Always remember that crater chronology model ages are not true ages, especially for the period of time prior to 3900 My bp. It’s best to think of the model age as a way of expressing crater number density (not the other way around), and is subject to change as better calibration data is obtained. Thus a model age of 4310 My bp just means N(20)=999.8 craters per million sq. km. in the Neukum chronology function, which in reality could represent anything from the high 4400s to the mid 4200s. Getting a more precise date for the formation of South Pole-Aitken basin, which is stratigraphically the oldest surface feature known on the Moon, will likely have to wait until samples of its melt sheet are returned and dated.

Specifying a production crater number density#

Rather than a specific time, you can specify a crater’s “age” by its position on the production function using N(D) convention. This is done by setting the production_ND attribute, which is a tuple of (D, N, N_stdev), where D is the reference diameter in km, N is the cumulative number density of craters per 10⁶ km² greater than D, and N_stdev is the 1σ standard deviation of that number density.
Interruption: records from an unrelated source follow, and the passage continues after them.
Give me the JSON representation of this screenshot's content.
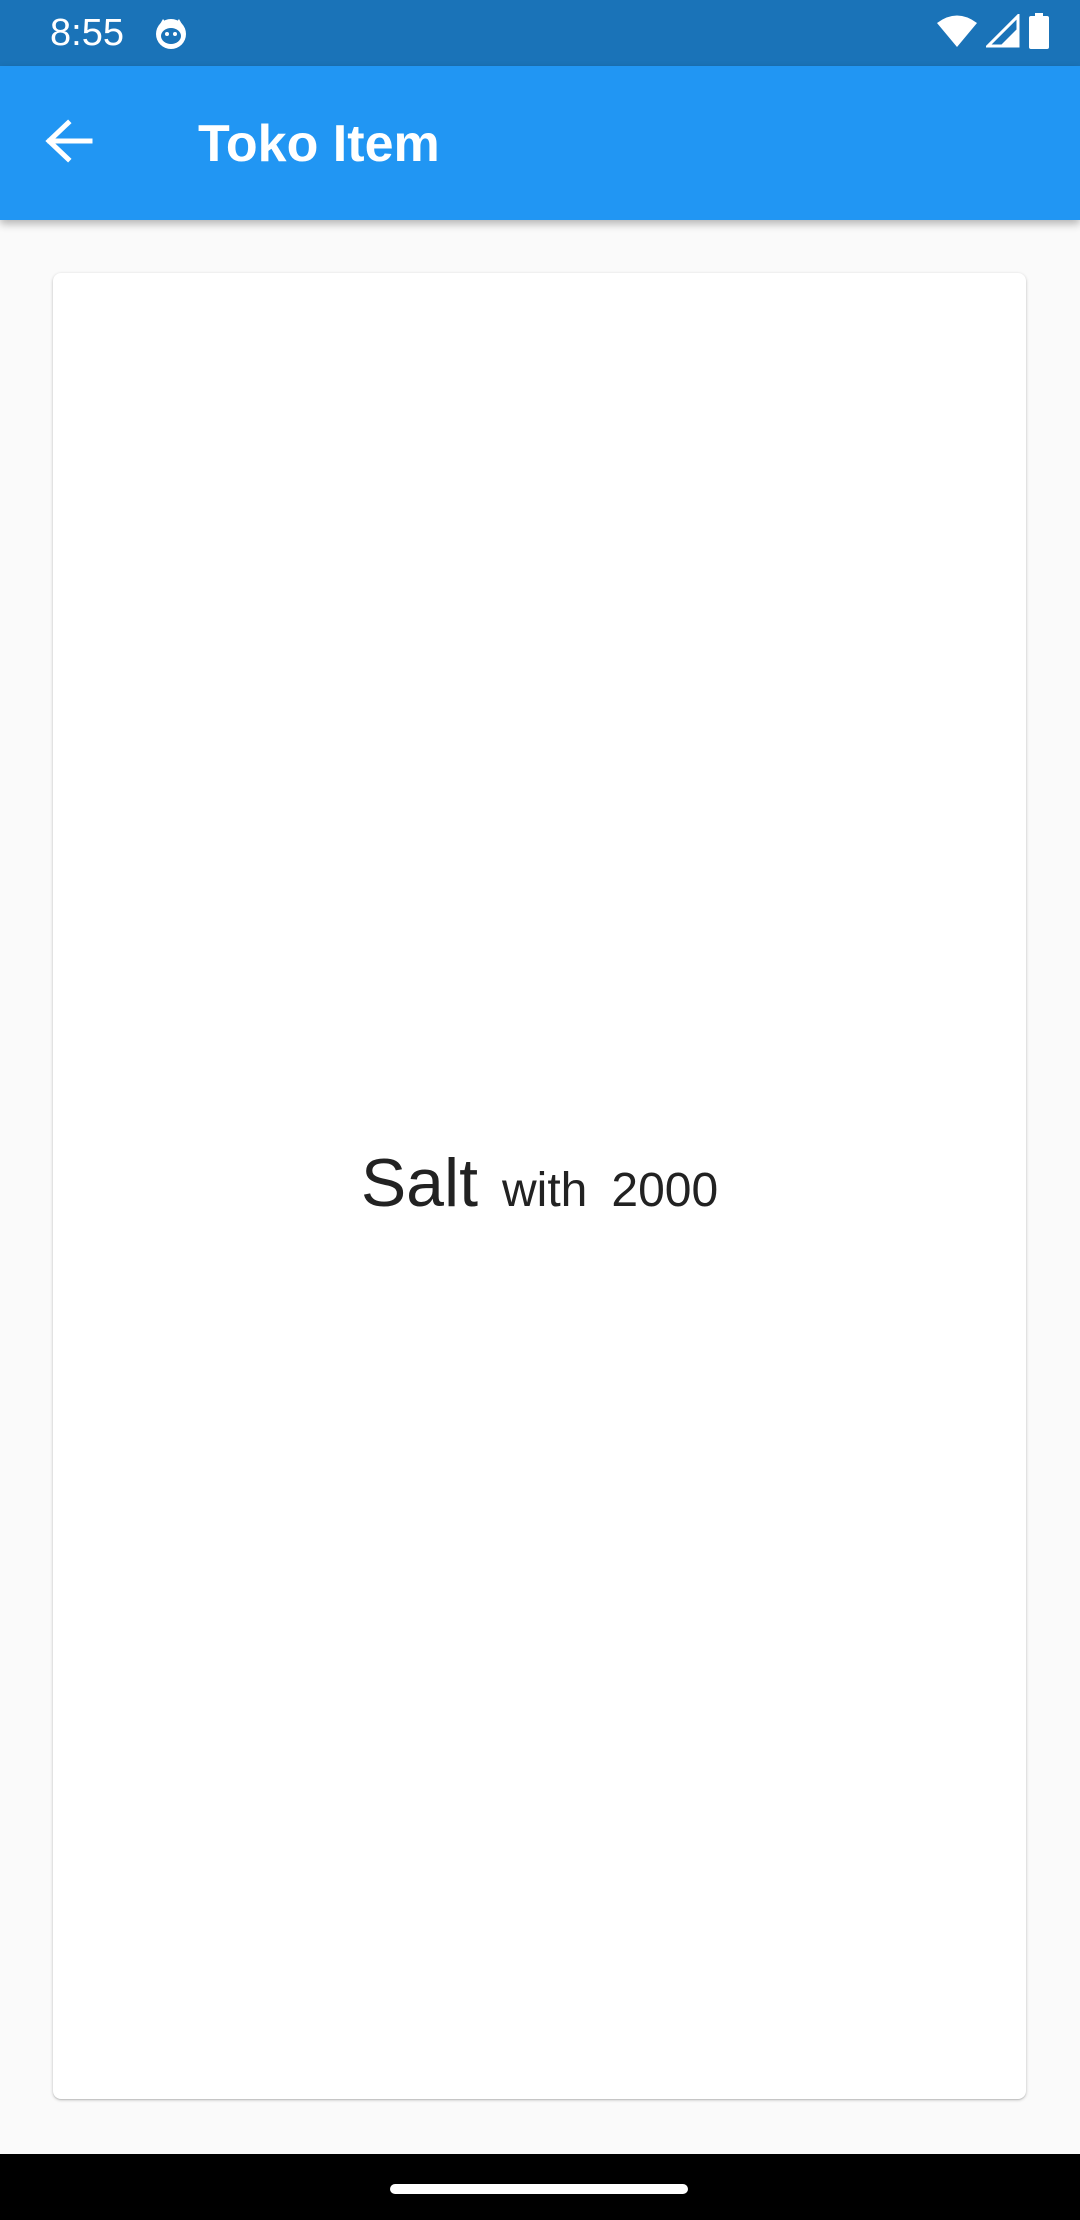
{
  "status_bar": {
    "time": "8:55",
    "app_icon": "cat-face-icon",
    "icons": [
      "wifi-icon",
      "signal-icon",
      "battery-icon"
    ]
  },
  "app_bar": {
    "back_icon": "arrow-back-icon",
    "title": "Toko Item",
    "color": "#2196f3"
  },
  "item": {
    "name": "Salt",
    "connector": "with",
    "price": "2000"
  },
  "nav_bar": {
    "handle": "home-gesture-handle"
  }
}
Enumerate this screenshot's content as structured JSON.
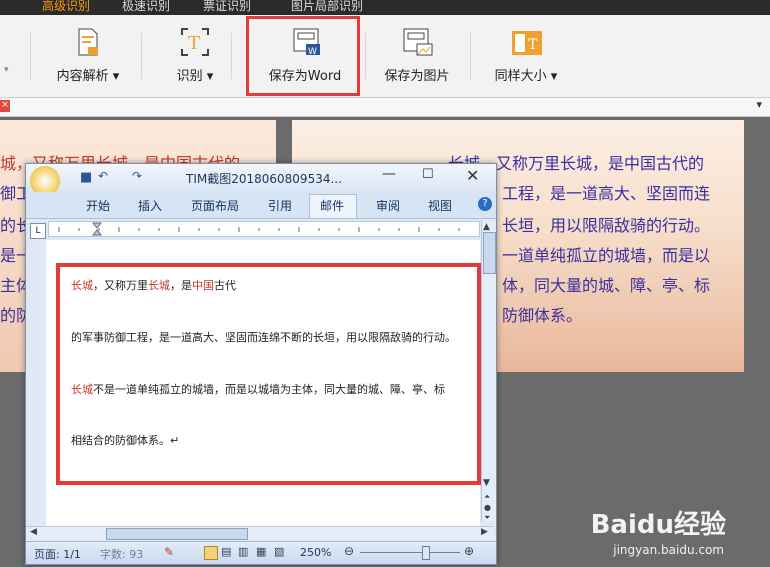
{
  "top_tabs": [
    "高级识别",
    "极速识别",
    "票证识别",
    "图片局部识别"
  ],
  "ribbon": {
    "content_parse": "内容解析",
    "recognize": "识别",
    "save_word": "保存为Word",
    "save_image": "保存为图片",
    "same_size": "同样大小"
  },
  "left_page": {
    "line1": "城，又称万里长城，是中国古代的",
    "line2": "御工",
    "line3": "的长",
    "line4": "是一",
    "line5": "主体",
    "line6": "的防"
  },
  "right_page": {
    "line1": "长城，又称万里长城，是中国古代的",
    "line2": "工程，是一道高大、坚固而连",
    "line3": "长垣，用以限隔敌骑的行动。",
    "line4": "一道单纯孤立的城墙，而是以",
    "line5": "体，同大量的城、障、亭、标",
    "line6": "防御体系。"
  },
  "word": {
    "title": "TIM截图2018060809534...",
    "tabs": [
      "开始",
      "插入",
      "页面布局",
      "引用",
      "邮件",
      "审阅",
      "视图"
    ],
    "active_tab": "邮件",
    "doc_lines": [
      {
        "red1": "长城",
        "t1": "，又称万里",
        "red2": "长城",
        "t2": "，是",
        "red3": "中国",
        "t3": "古代"
      },
      {
        "t1": "的军事防御工程，是一道高大、坚固而连绵不断的长垣，用以限隔敌骑的行动。"
      },
      {
        "red1": "长城",
        "t1": "不是一道单纯孤立的城墙，而是以城墙为主体，同大量的城、障、亭、标"
      },
      {
        "t1": "相结合的防御体系。↵"
      }
    ],
    "status": {
      "page": "页面: 1/1",
      "words": "字数: 93",
      "zoom": "250%"
    }
  },
  "watermark": {
    "brand": "Baidu经验",
    "url": "jingyan.baidu.com"
  }
}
Here we will use the N(20) value of the Nectaris basin obtained by Orgel et al. (2020) using the Buffered Non-Sparseness Correction technique, which yielded an N(20)=172±20 per 10⁶ km².

Note

The N(D) convention takes D in units of km, rather than the units of m used when defining craters. To see what unit system is current set, see the N_D_units. Other conventions can be set changing D_conversion_factor and N_conversion_factor.

In [39]: sim.quasimc_craters.append(sim.Crater.maker(name="Nectaris", diameter=885e3, location=(35.1, -15.6), production_ND=(20, 172, 20)))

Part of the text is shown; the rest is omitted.